What struck me as I read McCrae’s biography was that here was an extraordinarily decent human being who found himself caught up in the most appalling horrors, not once but twice in his life, because he was a doctor. Here was a man who really saw, day by day, the utter cruelty and futility of war; who suffered his own losses and bereavements. He didn’t die in battle but because he always had severe asthma he came down with pneumonia and meningitis and died before the war ended. No doubt the time in the trenches did not help his already fragile health.

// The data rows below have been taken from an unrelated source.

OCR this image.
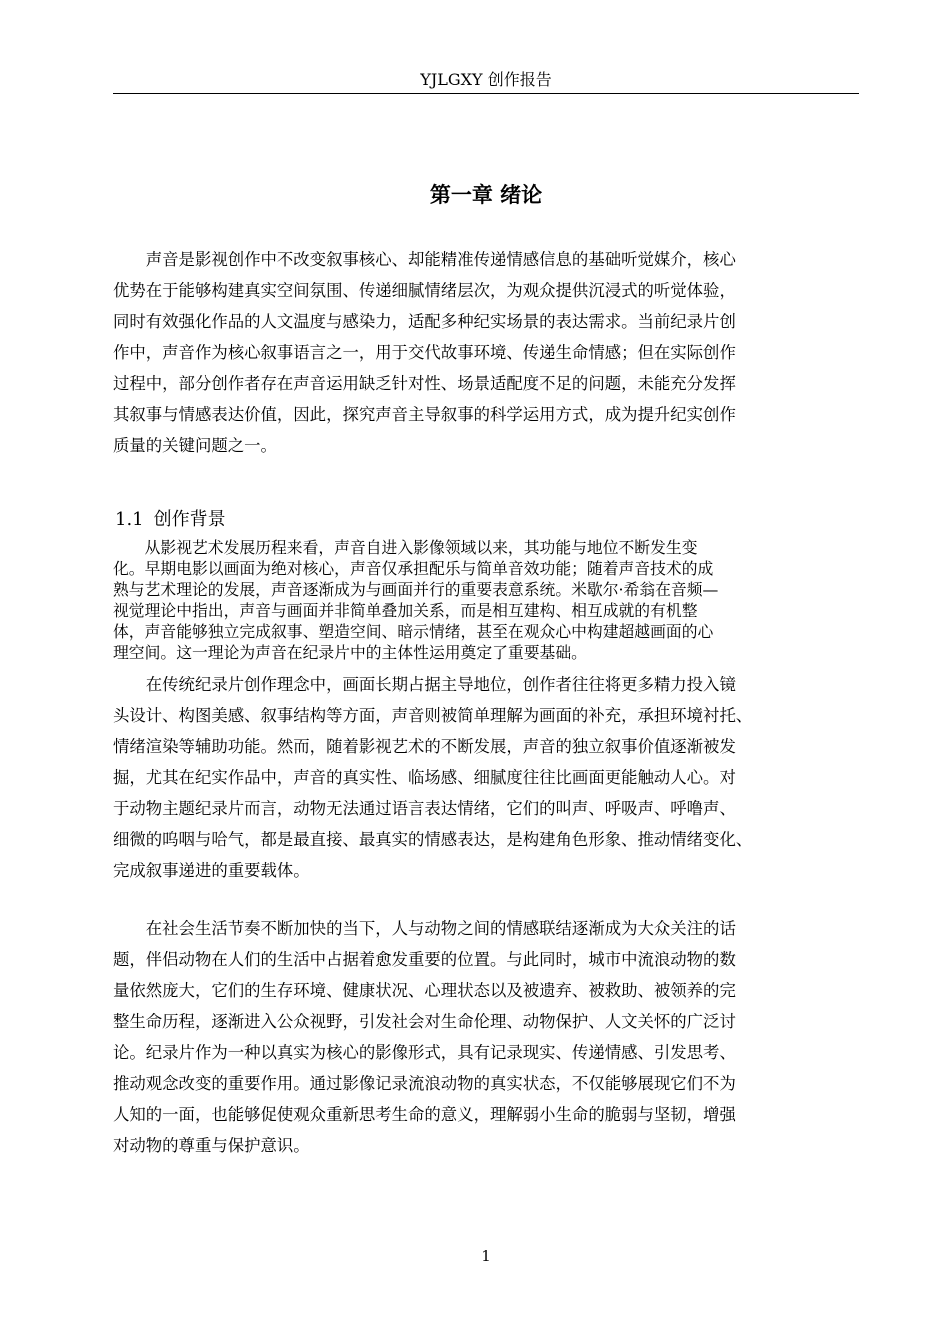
YJLGXY 创作报告
第一章 绪论
　　声音是影视创作中不改变叙事核心、却能精准传递情感信息的基础听觉媒介，核心
优势在于能够构建真实空间氛围、传递细腻情绪层次，为观众提供沉浸式的听觉体验，
同时有效强化作品的人文温度与感染力，适配多种纪实场景的表达需求。当前纪录片创
作中，声音作为核心叙事语言之一，用于交代故事环境、传递生命情感；但在实际创作
过程中，部分创作者存在声音运用缺乏针对性、场景适配度不足的问题，未能充分发挥
其叙事与情感表达价值，因此，探究声音主导叙事的科学运用方式，成为提升纪实创作
质量的关键问题之一。
1.1 创作背景
　　从影视艺术发展历程来看，声音自进入影像领域以来，其功能与地位不断发生变
化。早期电影以画面为绝对核心，声音仅承担配乐与简单音效功能；随着声音技术的成
熟与艺术理论的发展，声音逐渐成为与画面并行的重要表意系统。米歇尔·希翁在音频—
视觉理论中指出，声音与画面并非简单叠加关系，而是相互建构、相互成就的有机整
体，声音能够独立完成叙事、塑造空间、暗示情绪，甚至在观众心中构建超越画面的心
理空间。这一理论为声音在纪录片中的主体性运用奠定了重要基础。
　　在传统纪录片创作理念中，画面长期占据主导地位，创作者往往将更多精力投入镜
头设计、构图美感、叙事结构等方面，声音则被简单理解为画面的补充，承担环境衬托、
情绪渲染等辅助功能。然而，随着影视艺术的不断发展，声音的独立叙事价值逐渐被发
掘，尤其在纪实作品中，声音的真实性、临场感、细腻度往往比画面更能触动人心。对
于动物主题纪录片而言，动物无法通过语言表达情绪，它们的叫声、呼吸声、呼噜声、
细微的呜咽与哈气，都是最直接、最真实的情感表达，是构建角色形象、推动情绪变化、
完成叙事递进的重要载体。
　　在社会生活节奏不断加快的当下，人与动物之间的情感联结逐渐成为大众关注的话
题，伴侣动物在人们的生活中占据着愈发重要的位置。与此同时，城市中流浪动物的数
量依然庞大，它们的生存环境、健康状况、心理状态以及被遗弃、被救助、被领养的完
整生命历程，逐渐进入公众视野，引发社会对生命伦理、动物保护、人文关怀的广泛讨
论。纪录片作为一种以真实为核心的影像形式，具有记录现实、传递情感、引发思考、
推动观念改变的重要作用。通过影像记录流浪动物的真实状态，不仅能够展现它们不为
人知的一面，也能够促使观众重新思考生命的意义，理解弱小生命的脆弱与坚韧，增强
对动物的尊重与保护意识。
1
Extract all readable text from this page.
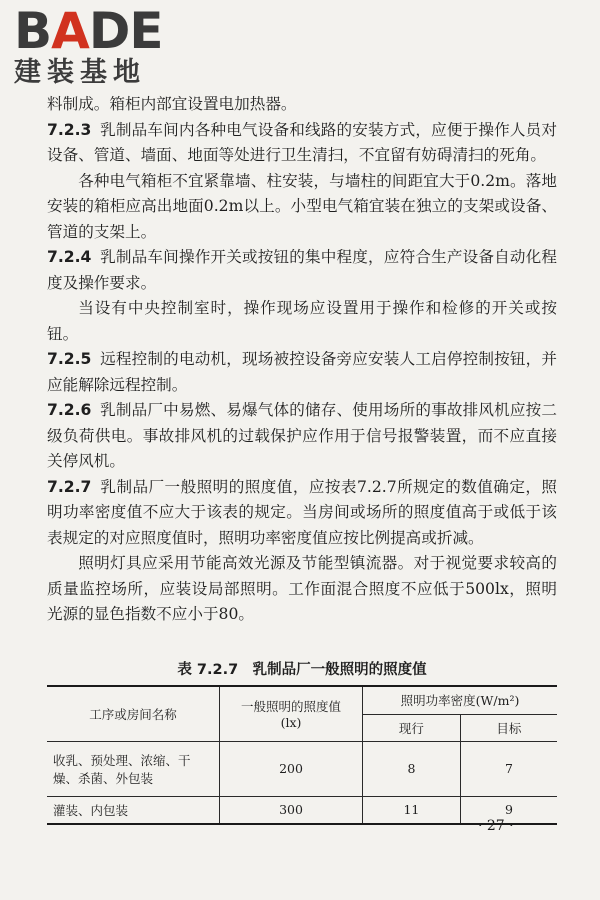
BADE
建装基地

料制成。箱柜内部宜设置电加热器。

7.2.3 乳制品车间内各种电气设备和线路的安装方式，应便于操作人员对设备、管道、墙面、地面等处进行卫生清扫，不宜留有妨碍清扫的死角。

各种电气箱柜不宜紧靠墙、柱安装，与墙柱的间距宜大于0.2m。落地安装的箱柜应高出地面0.2m以上。小型电气箱宜装在独立的支架或设备、管道的支架上。

7.2.4 乳制品车间操作开关或按钮的集中程度，应符合生产设备自动化程度及操作要求。

当设有中央控制室时，操作现场应设置用于操作和检修的开关或按钮。

7.2.5 远程控制的电动机，现场被控设备旁应安装人工启停控制按钮，并应能解除远程控制。

7.2.6 乳制品厂中易燃、易爆气体的储存、使用场所的事故排风机应按二级负荷供电。事故排风机的过载保护应作用于信号报警装置，而不应直接关停风机。

7.2.7 乳制品厂一般照明的照度值，应按表7.2.7所规定的数值确定，照明功率密度值不应大于该表的规定。当房间或场所的照度值高于或低于该表规定的对应照度值时，照明功率密度值应按比例提高或折减。

照明灯具应采用节能高效光源及节能型镇流器。对于视觉要求较高的质量监控场所，应装设局部照明。工作面混合照度不应低于500lx，照明光源的显色指数不应小于80。

表 7.2.7　乳制品厂一般照明的照度值
工序或房间名称	一般照明的照度值
(lx)	照明功率密度(W/m²)	
		现行	目标
收乳、预处理、浓缩、干
燥、杀菌、外包装	200	8	7
灌装、内包装	300	11	9
· 27 ·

“There is no path to peace. Peace is the path,” said Mahatma Ghandi. Every day ordinary human beings get caught up in war. Every day they find themselves involved in something over which they have no control: another man’s quarrel, another man’s sin – but they are in the midst of it. All anyone can do is try to keep their own sense of integrity, their own sense of what is a right way to behave. They make peace in their own tents, among their own. It is not much but to those round them, it makes a deal of difference.